The final guest speaker was Heather Baldwin, Specialist Registrar (South Thames). She presented details of her research, showing that injury of a single corneal layer (epithelium or stroma alone) does not result in compromised corneal transparency. The problem with PRK is that it injures both the epithelium and stroma. Haze develops as a result of interactions between the two wound healing processes. Epithelial wound healing factors act for around 24 hours and stromal factors for 72 hours therefore haze might be reduced by inhibiting epithelial factors during the first 24 hours using substances such as anti TGF beta 1 and 2. Such a breakthrough would bring PRK back in to favour with potential benefits for wavefront technology.

Minimising damage to the epithelial layer while ablating the stroma may also explain by laser epithelial keratomileusis (LASEK) produces little or no haze. Both Paddy Condon and Stephen Doyle presented results of studies comparing LASEK with LASIK. In LASEK, 20% alcohol is used to create a 8.2mm diameter epithelial flap, which is replaced following stromal ablation. Both studies showed that the two techniques produced very similar refractive outcomes. LASEK resulted in slightly more discomfort but avoided the potentially serious flap complications associated with LASIK.
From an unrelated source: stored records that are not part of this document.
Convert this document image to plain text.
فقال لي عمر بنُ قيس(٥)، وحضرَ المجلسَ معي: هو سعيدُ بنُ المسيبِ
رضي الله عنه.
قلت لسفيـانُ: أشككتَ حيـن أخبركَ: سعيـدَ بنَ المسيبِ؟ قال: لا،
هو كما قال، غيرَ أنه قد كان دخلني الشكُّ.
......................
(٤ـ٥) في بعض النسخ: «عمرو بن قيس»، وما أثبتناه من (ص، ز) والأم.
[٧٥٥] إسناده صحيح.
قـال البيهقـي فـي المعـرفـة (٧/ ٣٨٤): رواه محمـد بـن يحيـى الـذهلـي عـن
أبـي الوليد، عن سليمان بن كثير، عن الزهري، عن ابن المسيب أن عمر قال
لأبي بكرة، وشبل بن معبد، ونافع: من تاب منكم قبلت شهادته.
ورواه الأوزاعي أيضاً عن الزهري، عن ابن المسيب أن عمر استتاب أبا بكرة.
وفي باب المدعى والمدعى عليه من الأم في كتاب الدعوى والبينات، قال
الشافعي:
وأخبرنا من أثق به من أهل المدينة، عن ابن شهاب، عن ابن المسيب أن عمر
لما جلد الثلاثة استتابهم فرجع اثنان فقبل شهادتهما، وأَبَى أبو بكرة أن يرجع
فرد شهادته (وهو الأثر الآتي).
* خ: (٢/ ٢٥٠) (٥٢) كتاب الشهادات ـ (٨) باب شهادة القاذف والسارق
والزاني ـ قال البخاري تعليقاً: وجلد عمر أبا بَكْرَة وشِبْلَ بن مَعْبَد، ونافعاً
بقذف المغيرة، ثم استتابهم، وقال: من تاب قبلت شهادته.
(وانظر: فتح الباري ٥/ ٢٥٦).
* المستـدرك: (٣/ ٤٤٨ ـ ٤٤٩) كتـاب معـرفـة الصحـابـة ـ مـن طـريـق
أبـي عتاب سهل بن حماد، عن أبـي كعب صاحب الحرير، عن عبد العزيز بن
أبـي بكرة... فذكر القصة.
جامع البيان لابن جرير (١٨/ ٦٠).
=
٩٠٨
The second presentation by Professor Patel considered the temporary dry eye problems experienced by some after corneal surgery, related to the reduction in corneal sensitivity. Many practitioners assess the tears using the Schirmer strip. Professor Patel showed that it is the lipid layer, not the aqueous layer that is deficient following LASIK, associated with a reduced blink rate. He recommended examining the height of the tear meniscus to judge the tear quality and claimed that his patients had benefited from the use of systemic antioxidants, such as Vision ACE.

Konrad Pesudovs (Bradford University) presented his work on developing a "Quality of life post refractive surgery questionnaire", which should be available for use in the near future. He also presented an analysis of hyperopic LASIK results from Ultralase. In view of the high risk of losing 2 or 3 lines of best-corrected visual acuity (28 and 8% respectively), he concluded that LASIK is not safe for hyperopes greater than +5.00D. Andy Jarosz talked about the screening of potential refractive surgery patients using a call centre and optometrists. Approximately 30% of patients seen by the Optometrist are deemed unsuitable, mostly due to corneal thickness, refractive error, or unstable refraction.

Professor Neil Charman (UMIST) talked about the effect of the ablation zone margin on periphery retinal image quality. Some light rays passing through periphery of pupil to peripheral retina, pass through the untreated peripheral cornea. This results in doubling of the retinal image at certain eccentricities. As ablation zone increases in size, the angle at which doubling effect occurs, increases. The peripheral image can be smeared up to 2° for a –10.00D myope. He was able to demonstrate a small reduction in detection sensitivity assessed using the Goldmann perimeter in post-PRK patients. This effect also has implications for practitioners since there is a corresponding reduction in our view of peripheral retina.

Catharine Chisholm (City University) reminded the delegates that it is not just surgically induced aberrations that can degrade visual performance post-surgery - forward light scatter is also a factor. Assessing the scatter function using the City University Scatter test, she showed a permanent increase in the spread of forward light scatter post-PRK, associated with a small but statistically significant reduction in visual performance (contrast discrimination thresholds). However, there was no increase in the overall quantity of scattered light. No such effect was seen following LASIK. What causes this change in the distribution of straylight so long after the PRK procedure? The most likely reason is a rough epithelial/stromal interface, which can significantly affect visual performance due to the large difference in refractive index between the epithelium and stroma.